The Center for Sharing Public Health Services presented a webinar in June 2014 that focused on issues associated with cost determination and allocation methods of shared public health services.
The discussion was led by Justin Marlowe, PhD, CGFM, Endowed Professor of Finance and Civic Engagement at the Daniel J. Evans School of Public Affairs at the University of Washington.
After the webinar, Dr. Marlowe provided the following answers to questions received from participants.
Q: Can someone say more about the “primer” I heard mentioned? Thanks!
A: In addition to the archived webinar, the Center is going to produce a primer that focuses on how to determine and distribute costs for shared public health systems. It will include a lot of what Dr. Marlowe presented, but will be more of a step-by-step guide. It should be available before the end of August.
Q: Generally speaking, does sharing of service usually result in a) reduced cost, b) greater service capacity, c) both or d) neither?
A: There’s not a lot of evidence on this for public health services, but the few studies we have show the answer is (c). Sharing public health services does reduce costs a bit, but those reductions are rarely large enough on their own to justify sharing. The real benefit of sharing is to bolster capacity, especially if you couldn’t provide the service in question without sharing. And this is true not just in public health. In police, fire, education and many other service areas we’ve seen this same pattern of small cost reductions but big gains in capacity.
Q: How should you deal with differences in how jurisdictions handle an indirect cost?
A: Not sure what you mean by handle. Do you mean that one jurisdiction allocates a certain indirect cost but the other does not? Or do you mean differences in how the same cost is measured? Or something else? If the issue is that one jurisdiction allocates a cost but the other does not — building space is a common one — then the jurisdiction that does not allocate needs to estimate what it would pay if it were allocating those costs. And that’s true in general. It’s better, albeit a bit abstract, for both jurisdictions to measure their total indirect costs using the same basic cost items. If the issue is measurement, then you need to agree on how and when to recognize a cost. That’s a separate, and much longer discussion. I’m happy to follow up individually with you if that would help.
Q: We were integrating three separate public health departments into a single department and are challenged to develop a formula for allocating the total county tax levy request to the five individual counties. We are currently contemplating a population based formula but that results in significant winners and losers. We attempted to look at property valuation but that was rejected. Allocating costs by each individual program utilization is administratively complex. We’re stumped on other options. Thoughts?
A: First and foremost, I think most experts would agree that consolidating three individual public health departments is quite different from sharing a discrete service. If you’re integrating entire departments you need to make decisions with a much longer time frame in mind, and with much more careful attention to start-up costs and sunk costs. One of the benefits of sharing is that the “exit costs” are usually less than if you formally consolidate. In other words, if you must, it’s cheaper and easier to end a shared service agreement and go it alone than it is to unwind a formal consolidation. That will affect how you can and should think about allocating costs and benefits.

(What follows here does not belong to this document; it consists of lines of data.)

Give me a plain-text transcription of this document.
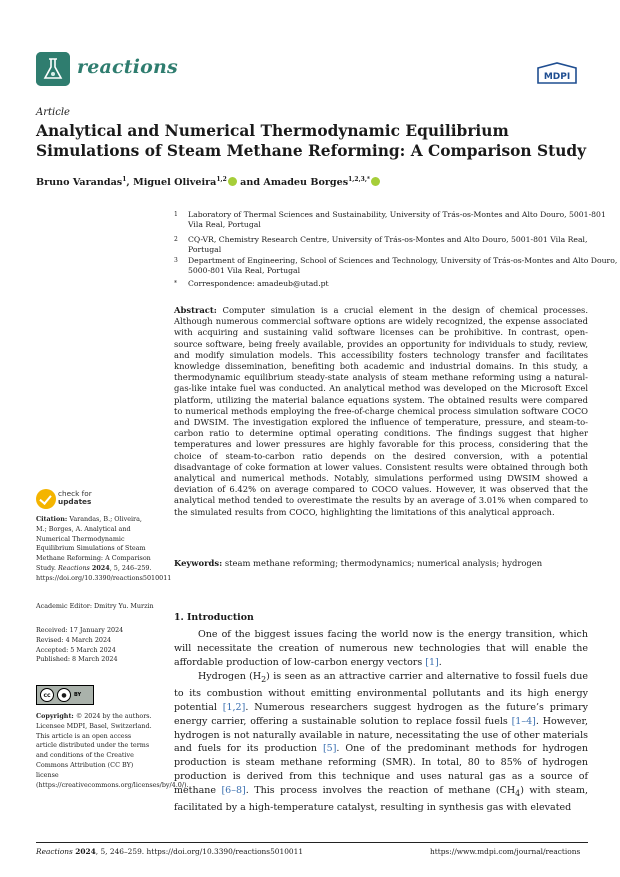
reactions	MDPI
Article
Analytical and Numerical Thermodynamic Equilibrium Simulations of Steam Methane Reforming: A Comparison Study
Bruno Varandas$^1$, Miguel Oliveira$^{1,2}$ and Amadeu Borges$^{1,2,3,*}$
1 Laboratory of Thermal Sciences and Sustainability, University of Trás-os-Montes and Alto Douro, 5001-801 Vila Real, Portugal
2 CQ-VR, Chemistry Research Centre, University of Trás-os-Montes and Alto Douro, 5001-801 Vila Real, Portugal
3 Department of Engineering, School of Sciences and Technology, University of Trás-os-Montes and Alto Douro, 5000-801 Vila Real, Portugal
* Correspondence: amadeub@utad.pt
Abstract: Computer simulation is a crucial element in the design of chemical processes. Although numerous commercial software options are widely recognized, the expense associated with acquiring and sustaining valid software licenses can be prohibitive. In contrast, open-source software, being freely available, provides an opportunity for individuals to study, review, and modify simulation models. This accessibility fosters technology transfer and facilitates knowledge dissemination, benefiting both academic and industrial domains. In this study, a thermodynamic equilibrium steady-state analysis of steam methane reforming using a natural-gas-like intake fuel was conducted. An analytical method was developed on the Microsoft Excel platform, utilizing the material balance equations system. The obtained results were compared to numerical methods employing the free-of-charge chemical process simulation software COCO and DWSIM. The investigation explored the influence of temperature, pressure, and steam-to-carbon ratio to determine optimal operating conditions. The findings suggest that higher temperatures and lower pressures are highly favorable for this process, considering that the choice of steam-to-carbon ratio depends on the desired conversion, with a potential disadvantage of coke formation at lower values. Consistent results were obtained through both analytical and numerical methods. Notably, simulations performed using DWSIM showed a deviation of 6.42% on average compared to COCO values. However, it was observed that the analytical method tended to overestimate the results by an average of 3.01% when compared to the simulated results from COCO, highlighting the limitations of this analytical approach.
Keywords: steam methane reforming; thermodynamics; numerical analysis; hydrogen
check for
updates
Citation: Varandas, B.; Oliveira, M.; Borges, A. Analytical and Numerical Thermodynamic Equilibrium Simulations of Steam Methane Reforming: A Comparison Study. Reactions 2024, 5, 246–259. https://doi.org/10.3390/reactions5010011
Academic Editor: Dmitry Yu. Murzin

Received: 17 January 2024

Revised: 4 March 2024

Accepted: 5 March 2024

Published: 8 March 2024

cc	●	BY
Copyright: © 2024 by the authors. Licensee MDPI, Basel, Switzerland. This article is an open access article distributed under the terms and conditions of the Creative Commons Attribution (CC BY) license (https://creativecommons.org/licenses/by/4.0/).
1. Introduction
One of the biggest issues facing the world now is the energy transition, which will necessitate the creation of numerous new technologies that will enable the affordable production of low-carbon energy vectors [1].
Hydrogen $(H_2)$ is seen as an attractive carrier and alternative to fossil fuels due to its combustion without emitting environmental pollutants and its high energy potential [1,2]. Numerous researchers suggest hydrogen as the future’s primary energy carrier, offering a sustainable solution to replace fossil fuels [1–4]. However, hydrogen is not naturally available in nature, necessitating the use of other materials and fuels for its production [5]. One of the predominant methods for hydrogen production is steam methane reforming (SMR). In total, 80 to 85% of hydrogen production is derived from this technique and uses natural gas as a source of methane [6–8]. This process involves the reaction of methane $(CH_4)$ with steam, facilitated by a high-temperature catalyst, resulting in synthesis gas with elevated
Reactions 2024, 5, 246–259. https://doi.org/10.3390/reactions5010011	https://www.mdpi.com/journal/reactions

That said, my other immediate reaction is to ask why property valuation was rejected? Would that also lead to winners and losers? If neither property valuation nor population works on their own, then maybe find some way to weight population by property valuation (i.e. ability to pay)? That’s not uncommon. Or what about number of employees in each jurisdiction? That can proxy for service delivery capacity, which again, has clear connections to ability to pay. Keep in mind also that many shared services follow a simple percentage allocation. If you can’t agree on a consistent underlying allocation metric, then don’t hesitate to negotiate a straight percentage. I’m happy to follow up off-line if that would help.

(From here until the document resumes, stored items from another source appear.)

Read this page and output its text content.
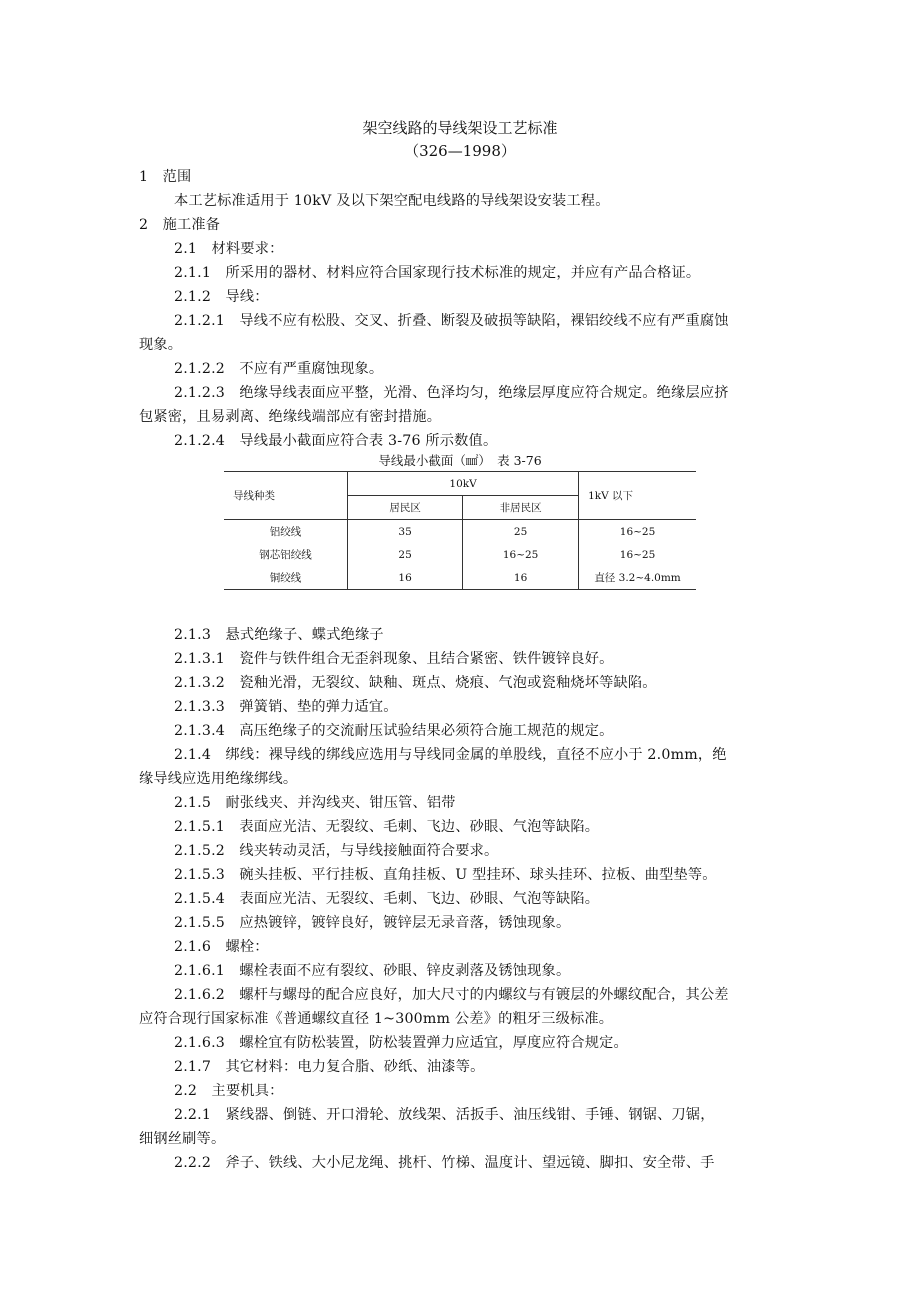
架空线路的导线架设工艺标准
（326—1998）
1　范围
本工艺标准适用于 10kV 及以下架空配电线路的导线架设安装工程。
2　施工准备
2.1　材料要求：
2.1.1　所采用的器材、材料应符合国家现行技术标准的规定，并应有产品合格证。
2.1.2　导线：
2.1.2.1　导线不应有松股、交叉、折叠、断裂及破损等缺陷，裸铝绞线不应有严重腐蚀
现象。
2.1.2.2　不应有严重腐蚀现象。
2.1.2.3　绝缘导线表面应平整，光滑、色泽均匀，绝缘层厚度应符合规定。绝缘层应挤
包紧密，且易剥离、绝缘线端部应有密封措施。
2.1.2.4　导线最小截面应符合表 3-76 所示数值。
导线最小截面（㎟）　表 3-76
导线种类	10kV		1kV 以下
	居民区	非居民区	
铝绞线	35	25	16~25
钢芯铝绞线	25	16~25	16~25
铜绞线	16	16	直径 3.2~4.0mm
2.1.3　悬式绝缘子、蝶式绝缘子
2.1.3.1　瓷件与铁件组合无歪斜现象、且结合紧密、铁件镀锌良好。
2.1.3.2　瓷釉光滑，无裂纹、缺釉、斑点、烧痕、气泡或瓷釉烧坏等缺陷。
2.1.3.3　弹簧销、垫的弹力适宜。
2.1.3.4　高压绝缘子的交流耐压试验结果必须符合施工规范的规定。
2.1.4　绑线：裸导线的绑线应选用与导线同金属的单股线，直径不应小于 2.0mm，绝
缘导线应选用绝缘绑线。
2.1.5　耐张线夹、并沟线夹、钳压管、铝带
2.1.5.1　表面应光洁、无裂纹、毛刺、飞边、砂眼、气泡等缺陷。
2.1.5.2　线夹转动灵活，与导线接触面符合要求。
2.1.5.3　碗头挂板、平行挂板、直角挂板、U 型挂环、球头挂环、拉板、曲型垫等。
2.1.5.4　表面应光洁、无裂纹、毛刺、飞边、砂眼、气泡等缺陷。
2.1.5.5　应热镀锌，镀锌良好，镀锌层无录音落，锈蚀现象。
2.1.6　螺栓：
2.1.6.1　螺栓表面不应有裂纹、砂眼、锌皮剥落及锈蚀现象。
2.1.6.2　螺杆与螺母的配合应良好，加大尺寸的内螺纹与有镀层的外螺纹配合，其公差
应符合现行国家标准《普通螺纹直径 1~300mm 公差》的粗牙三级标准。
2.1.6.3　螺栓宜有防松装置，防松装置弹力应适宜，厚度应符合规定。
2.1.7　其它材料：电力复合脂、砂纸、油漆等。
2.2　主要机具：
2.2.1　紧线器、倒链、开口滑轮、放线架、活扳手、油压线钳、手锤、钢锯、刀锯，
细钢丝刷等。
2.2.2　斧子、铁线、大小尼龙绳、挑杆、竹梯、温度计、望远镜、脚扣、安全带、手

Q: When you say “finance people,” who do you mean?
A: That depends on your jurisdiction, but for most local health jurisdictions this means your finance director (or equivalent) and respective staff. They tend to have access to the entire organization’s revenues, expenditures, and other financial information. Your budgeting staff—whether a stand-alone staff or the person(s) within the director’s office who handles the budget—are also knowledgeable about this, but they tend to focus more on planning and policy than on where and how costs are incurred.